Now some might say that what we are doing, since it is just 'phone sex' gone wild, isn't the same as real D&S or Tantra. I can't really speak to that since this is my only experience. I do know the fantasies we are playing out, feel real in my head, my orgasms are real, V's arousal is real, her orgasms are real. The way I feel afterward is real.

Goddess V said she would like to get me in this orgasmic state for an entire day. I would be a puddle of a body at the end I am sure. Utterly spent. But you know.... I want that too.

Thursday, January 1, 2009

Holiday break- breakthroughs

Both V and myself off for holidays.
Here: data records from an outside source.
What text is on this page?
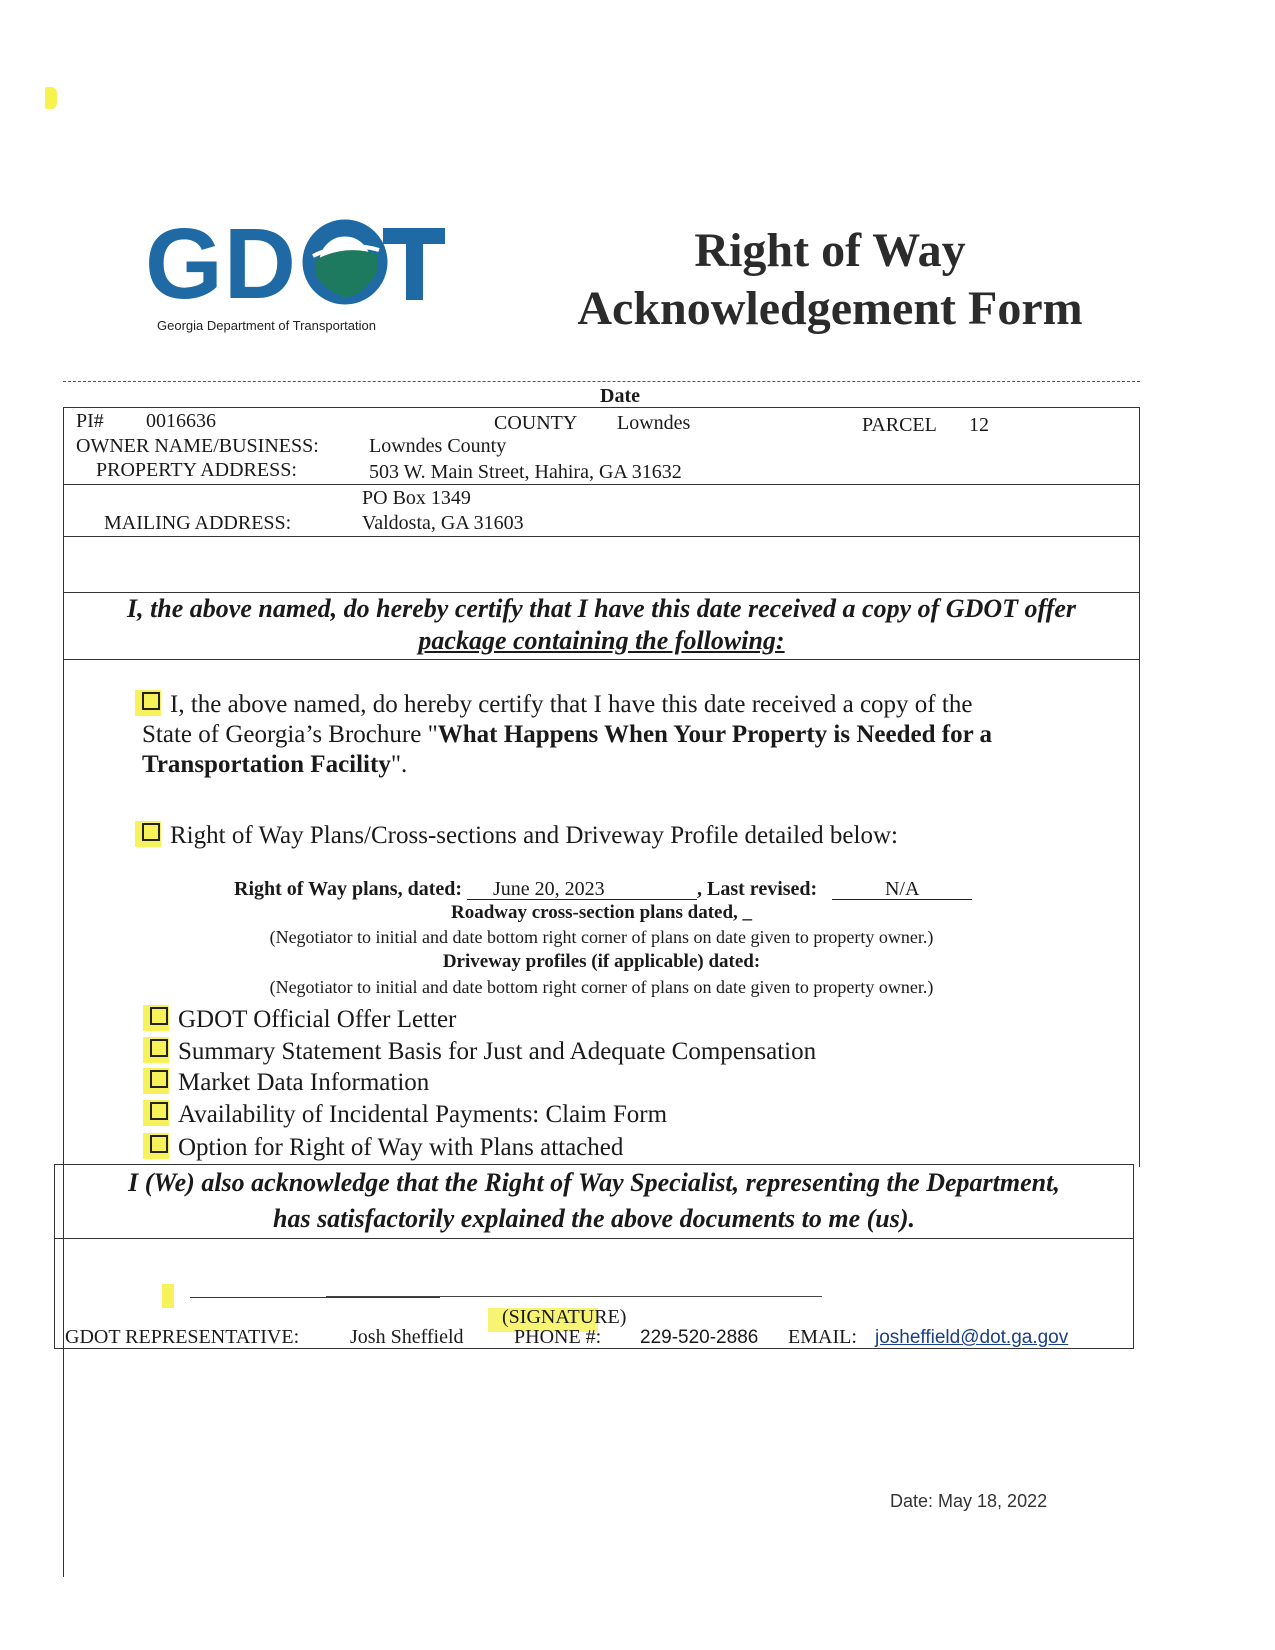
GD
Georgia Department of Transportation
Right of Way
Acknowledgement Form
Date
PI# 0016636	COUNTY Lowndes	PARCEL 12
OWNER NAME/BUSINESS:	Lowndes County
PROPERTY ADDRESS:	503 W. Main Street, Hahira, GA 31632
PO Box 1349
MAILING ADDRESS:	Valdosta, GA 31603
I, the above named, do hereby certify that I have this date received a copy of GDOT offer
package containing the following:
I, the above named, do hereby certify that I have this date received a copy of the
State of Georgia’s Brochure "What Happens When Your Property is Needed for a
Transportation Facility".
Right of Way Plans/Cross-sections and Driveway Profile detailed below:
Right of Way plans, dated: June 20, 2023	, Last revised:	N/A
Roadway cross-section plans dated, _
(Negotiator to initial and date bottom right corner of plans on date given to property owner.)
Driveway profiles (if applicable) dated:
(Negotiator to initial and date bottom right corner of plans on date given to property owner.)
GDOT Official Offer Letter
Summary Statement Basis for Just and Adequate Compensation
Market Data Information
Availability of Incidental Payments: Claim Form
Option for Right of Way with Plans attached
I (We) also acknowledge that the Right of Way Specialist, representing the Department,
has satisfactorily explained the above documents to me (us).
(SIGNATURE)
GDOT REPRESENTATIVE:	Josh Sheffield	PHONE #: 229-520-2886 EMAIL: josheffield@dot.ga.gov
Date: May 18, 2022
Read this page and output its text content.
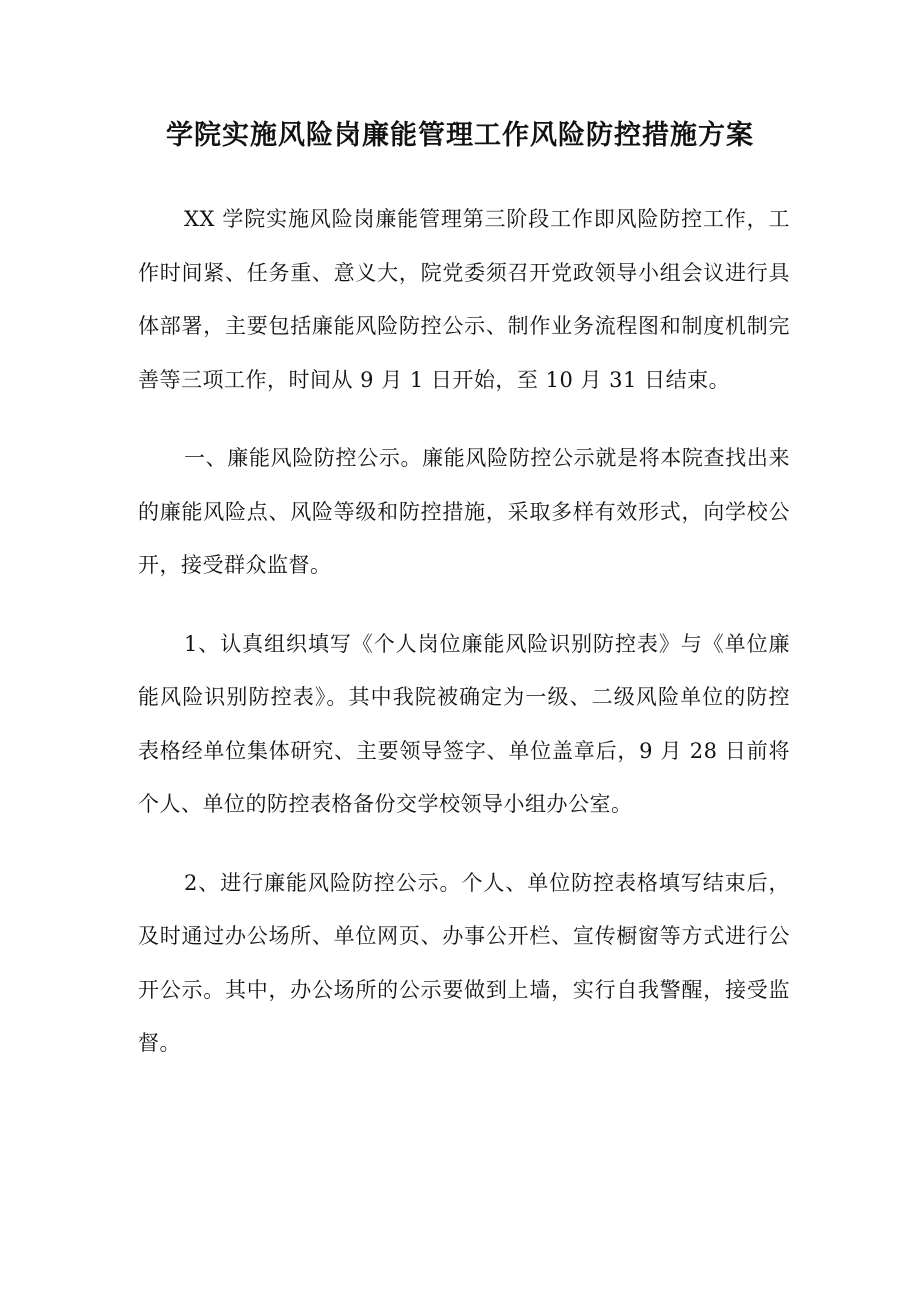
学院实施风险岗廉能管理工作风险防控措施方案

XX 学院实施风险岗廉能管理第三阶段工作即风险防控工作，工作时间紧、任务重、意义大，院党委须召开党政领导小组会议进行具体部署，主要包括廉能风险防控公示、制作业务流程图和制度机制完善等三项工作，时间从 9 月 1 日开始，至 10 月 31 日结束。

一、廉能风险防控公示。廉能风险防控公示就是将本院查找出来的廉能风险点、风险等级和防控措施，采取多样有效形式，向学校公开，接受群众监督。

1、认真组织填写《个人岗位廉能风险识别防控表》与《单位廉能风险识别防控表》。其中我院被确定为一级、二级风险单位的防控表格经单位集体研究、主要领导签字、单位盖章后，9 月 28 日前将个人、单位的防控表格备份交学校领导小组办公室。

2、进行廉能风险防控公示。个人、单位防控表格填写结束后，及时通过办公场所、单位网页、办事公开栏、宣传橱窗等方式进行公开公示。其中，办公场所的公示要做到上墙，实行自我警醒，接受监督。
New Years week. We get late night talks, late night sex play. I go on errands just I can talk to V, hear her voice, and sex play. V has been getting me more and more into the very long non-ejaculatory orgasms. My orgasms make her very aroused. She has insisted I play with my nipples as well. My left one is sore most of the time. Every times I pinch it, and tell her it hurts, yet this act arouses me, and arouses V even more. I press on the spot behind my balls, that nerve bundle has become a spot orgasmic intensity. With V's encouragement, I can continue my orgasm for what seems like minutes, V would have to say how long these orgasms can last.

With all this time off, all these special times together, all these intense orgasms, I become more open to her, more vulnerable in general when we are talking, I would do anything she asks at this point, knowing now she has my best interest in mind. Such a trust has developed, such openness, even a oneness between us.

The past week our 'relationship' has grown, it grows with each encounter, it deepens with each encounter. I am still amazed at what is happening to me with V.

Tantric Goddess V has lead me to a place of emotional release, of freedom.